Evidence-based practice encompasses evidence from high-level research, expert opinion, patient needs and values, along with the context within which the treatment is conducted. In the field of stuttering, we are fortunate to have strong evidence that the Lidcombe Program is effective. If we have clear evidence that a treatment approach works, it should be made available to the people who need it.

Speech Pathology Australia has made a submission to our [Australia’s] federal government to fund stuttering treatment. I’m sure it will be the first of many submissions, which aim to bridge the evidence-practice gap. However, there appears to have been a misunderstanding about the announcement, so SPA published a clarification on its website stating that “SPA’s submission relates only to the formation of the 2015-2016 federal budget. SPA is not supporting legislation or a policy change to promote one program, service or form of treatment over any other.”

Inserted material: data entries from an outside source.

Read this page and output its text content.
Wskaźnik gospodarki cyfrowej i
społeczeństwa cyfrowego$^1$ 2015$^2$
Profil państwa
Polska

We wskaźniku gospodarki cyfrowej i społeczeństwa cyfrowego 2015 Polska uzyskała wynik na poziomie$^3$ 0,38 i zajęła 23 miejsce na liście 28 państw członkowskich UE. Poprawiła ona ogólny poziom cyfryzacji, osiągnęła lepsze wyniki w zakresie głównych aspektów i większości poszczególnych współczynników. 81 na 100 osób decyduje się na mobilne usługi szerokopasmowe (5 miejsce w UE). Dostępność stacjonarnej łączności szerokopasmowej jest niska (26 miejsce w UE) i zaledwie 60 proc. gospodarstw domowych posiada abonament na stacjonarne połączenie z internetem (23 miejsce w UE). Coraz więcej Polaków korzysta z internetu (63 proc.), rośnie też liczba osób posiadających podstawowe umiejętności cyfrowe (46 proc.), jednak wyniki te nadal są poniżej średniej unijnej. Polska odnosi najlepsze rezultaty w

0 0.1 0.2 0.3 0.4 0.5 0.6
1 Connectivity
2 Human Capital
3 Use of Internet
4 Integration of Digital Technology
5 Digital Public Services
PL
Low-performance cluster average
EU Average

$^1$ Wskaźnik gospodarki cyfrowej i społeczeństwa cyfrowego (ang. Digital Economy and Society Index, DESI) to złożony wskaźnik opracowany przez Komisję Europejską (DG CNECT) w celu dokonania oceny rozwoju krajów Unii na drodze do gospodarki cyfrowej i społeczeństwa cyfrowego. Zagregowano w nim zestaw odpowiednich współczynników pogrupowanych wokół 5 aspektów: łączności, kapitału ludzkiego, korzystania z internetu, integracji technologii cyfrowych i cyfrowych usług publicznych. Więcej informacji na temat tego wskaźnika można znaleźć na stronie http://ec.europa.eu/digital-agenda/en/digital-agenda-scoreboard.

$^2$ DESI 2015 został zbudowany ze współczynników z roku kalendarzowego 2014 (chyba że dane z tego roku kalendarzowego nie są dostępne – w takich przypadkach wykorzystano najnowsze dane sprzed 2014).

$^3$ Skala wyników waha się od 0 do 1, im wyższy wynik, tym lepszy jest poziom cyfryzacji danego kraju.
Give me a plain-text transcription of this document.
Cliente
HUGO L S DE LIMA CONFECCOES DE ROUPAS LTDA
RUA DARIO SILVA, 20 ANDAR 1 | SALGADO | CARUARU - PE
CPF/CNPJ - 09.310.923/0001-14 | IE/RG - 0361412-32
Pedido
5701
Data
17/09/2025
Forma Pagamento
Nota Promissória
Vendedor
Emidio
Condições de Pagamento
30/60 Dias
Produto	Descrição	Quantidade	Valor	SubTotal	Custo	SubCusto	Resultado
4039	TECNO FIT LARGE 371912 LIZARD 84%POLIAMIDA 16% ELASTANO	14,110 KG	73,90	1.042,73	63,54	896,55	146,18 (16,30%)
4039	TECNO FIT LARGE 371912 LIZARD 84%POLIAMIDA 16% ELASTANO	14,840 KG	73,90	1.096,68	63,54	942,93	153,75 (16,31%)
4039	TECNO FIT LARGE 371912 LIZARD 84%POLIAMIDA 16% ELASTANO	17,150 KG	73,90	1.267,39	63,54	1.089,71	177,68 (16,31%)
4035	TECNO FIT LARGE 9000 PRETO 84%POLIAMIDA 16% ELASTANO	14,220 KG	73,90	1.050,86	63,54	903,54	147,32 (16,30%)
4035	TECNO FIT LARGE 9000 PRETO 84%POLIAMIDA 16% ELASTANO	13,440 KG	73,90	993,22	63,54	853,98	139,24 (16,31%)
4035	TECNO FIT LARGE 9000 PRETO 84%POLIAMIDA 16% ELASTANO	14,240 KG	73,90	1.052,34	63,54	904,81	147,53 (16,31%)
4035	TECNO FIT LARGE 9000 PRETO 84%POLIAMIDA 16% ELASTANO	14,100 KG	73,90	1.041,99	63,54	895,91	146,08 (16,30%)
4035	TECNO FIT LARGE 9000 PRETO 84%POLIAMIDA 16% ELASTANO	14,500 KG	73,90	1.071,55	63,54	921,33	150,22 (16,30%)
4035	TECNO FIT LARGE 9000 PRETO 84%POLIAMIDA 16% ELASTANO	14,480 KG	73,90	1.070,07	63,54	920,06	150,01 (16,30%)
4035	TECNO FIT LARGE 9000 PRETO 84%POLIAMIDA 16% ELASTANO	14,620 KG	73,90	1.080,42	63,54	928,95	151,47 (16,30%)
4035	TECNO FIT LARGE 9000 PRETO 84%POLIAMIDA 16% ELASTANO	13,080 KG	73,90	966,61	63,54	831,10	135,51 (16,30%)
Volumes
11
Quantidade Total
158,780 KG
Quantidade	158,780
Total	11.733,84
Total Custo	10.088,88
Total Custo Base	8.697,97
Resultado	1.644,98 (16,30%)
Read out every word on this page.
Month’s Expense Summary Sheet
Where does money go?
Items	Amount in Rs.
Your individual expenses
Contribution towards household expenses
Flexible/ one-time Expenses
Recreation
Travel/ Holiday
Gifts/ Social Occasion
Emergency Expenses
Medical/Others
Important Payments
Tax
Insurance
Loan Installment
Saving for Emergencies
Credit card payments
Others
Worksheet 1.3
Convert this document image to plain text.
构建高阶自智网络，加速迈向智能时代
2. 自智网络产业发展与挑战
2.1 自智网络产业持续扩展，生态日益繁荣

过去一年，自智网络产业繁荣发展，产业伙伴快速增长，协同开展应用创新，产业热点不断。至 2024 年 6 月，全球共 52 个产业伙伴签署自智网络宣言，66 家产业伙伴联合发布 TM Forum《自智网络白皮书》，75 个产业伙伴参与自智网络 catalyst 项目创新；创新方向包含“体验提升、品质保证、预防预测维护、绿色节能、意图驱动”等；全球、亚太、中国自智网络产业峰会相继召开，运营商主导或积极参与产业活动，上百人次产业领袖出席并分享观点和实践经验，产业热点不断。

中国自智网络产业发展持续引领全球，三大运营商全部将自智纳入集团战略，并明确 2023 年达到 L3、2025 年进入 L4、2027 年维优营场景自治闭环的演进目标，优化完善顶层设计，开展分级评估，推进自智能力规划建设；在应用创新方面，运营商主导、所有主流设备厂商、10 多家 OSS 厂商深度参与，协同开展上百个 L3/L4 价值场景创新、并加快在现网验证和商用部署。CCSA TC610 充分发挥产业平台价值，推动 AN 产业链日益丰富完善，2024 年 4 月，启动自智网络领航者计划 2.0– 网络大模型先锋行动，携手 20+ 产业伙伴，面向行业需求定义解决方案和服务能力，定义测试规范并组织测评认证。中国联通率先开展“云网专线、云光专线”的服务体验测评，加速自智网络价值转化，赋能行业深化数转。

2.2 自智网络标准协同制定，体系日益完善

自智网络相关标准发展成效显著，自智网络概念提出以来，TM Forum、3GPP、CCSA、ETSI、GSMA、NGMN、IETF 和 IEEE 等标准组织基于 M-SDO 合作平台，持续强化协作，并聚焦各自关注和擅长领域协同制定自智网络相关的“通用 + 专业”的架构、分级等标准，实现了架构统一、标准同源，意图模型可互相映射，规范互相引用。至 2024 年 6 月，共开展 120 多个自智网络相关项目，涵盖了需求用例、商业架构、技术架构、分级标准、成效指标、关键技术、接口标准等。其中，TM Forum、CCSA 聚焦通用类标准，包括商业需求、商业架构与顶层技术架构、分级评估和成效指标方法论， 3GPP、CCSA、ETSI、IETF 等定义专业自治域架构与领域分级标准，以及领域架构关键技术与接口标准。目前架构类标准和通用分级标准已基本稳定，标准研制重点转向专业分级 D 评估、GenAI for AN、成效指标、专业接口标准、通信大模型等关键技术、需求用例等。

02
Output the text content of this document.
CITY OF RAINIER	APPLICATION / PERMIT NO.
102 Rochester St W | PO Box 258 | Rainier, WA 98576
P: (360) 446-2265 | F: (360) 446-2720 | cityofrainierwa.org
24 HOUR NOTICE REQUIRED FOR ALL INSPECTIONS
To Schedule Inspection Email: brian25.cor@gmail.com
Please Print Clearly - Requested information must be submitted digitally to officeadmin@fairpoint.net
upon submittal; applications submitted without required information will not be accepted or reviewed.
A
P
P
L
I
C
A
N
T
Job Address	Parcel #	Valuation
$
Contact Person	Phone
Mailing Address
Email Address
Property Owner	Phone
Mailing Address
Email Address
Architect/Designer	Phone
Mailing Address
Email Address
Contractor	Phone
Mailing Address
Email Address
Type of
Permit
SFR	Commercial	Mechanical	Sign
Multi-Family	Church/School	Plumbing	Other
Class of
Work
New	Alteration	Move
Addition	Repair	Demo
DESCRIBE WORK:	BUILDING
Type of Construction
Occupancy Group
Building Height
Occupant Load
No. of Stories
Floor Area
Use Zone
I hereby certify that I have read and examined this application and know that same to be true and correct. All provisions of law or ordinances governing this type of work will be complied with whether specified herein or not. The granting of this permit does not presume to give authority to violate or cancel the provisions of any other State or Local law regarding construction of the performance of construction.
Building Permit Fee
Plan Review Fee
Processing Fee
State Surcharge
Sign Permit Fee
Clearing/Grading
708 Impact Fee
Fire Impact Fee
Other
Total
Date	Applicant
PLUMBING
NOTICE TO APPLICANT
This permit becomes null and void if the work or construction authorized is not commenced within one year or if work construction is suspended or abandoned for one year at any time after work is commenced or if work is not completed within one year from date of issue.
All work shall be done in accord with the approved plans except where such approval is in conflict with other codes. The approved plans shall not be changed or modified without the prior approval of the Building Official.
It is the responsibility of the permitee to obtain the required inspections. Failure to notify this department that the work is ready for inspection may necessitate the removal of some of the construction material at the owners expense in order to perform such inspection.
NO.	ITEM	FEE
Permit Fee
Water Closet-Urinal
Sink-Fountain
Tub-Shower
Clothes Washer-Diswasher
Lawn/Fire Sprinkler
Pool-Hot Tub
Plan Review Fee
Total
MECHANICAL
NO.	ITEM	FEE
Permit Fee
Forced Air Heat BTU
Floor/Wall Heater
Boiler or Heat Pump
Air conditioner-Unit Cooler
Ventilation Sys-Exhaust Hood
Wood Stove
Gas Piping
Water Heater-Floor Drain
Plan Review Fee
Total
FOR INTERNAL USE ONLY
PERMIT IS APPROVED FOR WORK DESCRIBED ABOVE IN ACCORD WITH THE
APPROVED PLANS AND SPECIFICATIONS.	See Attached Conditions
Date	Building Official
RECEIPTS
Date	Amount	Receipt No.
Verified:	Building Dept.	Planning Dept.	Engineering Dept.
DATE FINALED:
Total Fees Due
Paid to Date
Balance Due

As a founder of the speechBITE evidence-based practice website, I thought long and hard about the effect EBP has on clinical practice, funding sources and, most importantly, the clinical outcomes of the people we serve. There are three key aspects to making EBP a central component of clinical decision-making:

  • Firstly, clinicians need to know about the latest treatment advances.
  • Secondly, patients and clients need to be informed about current best practice options, and be satisfied with their treatment decision.
  • Thirdly, funding agencies need to be confident that they are funding treatments that are based on strong evidence.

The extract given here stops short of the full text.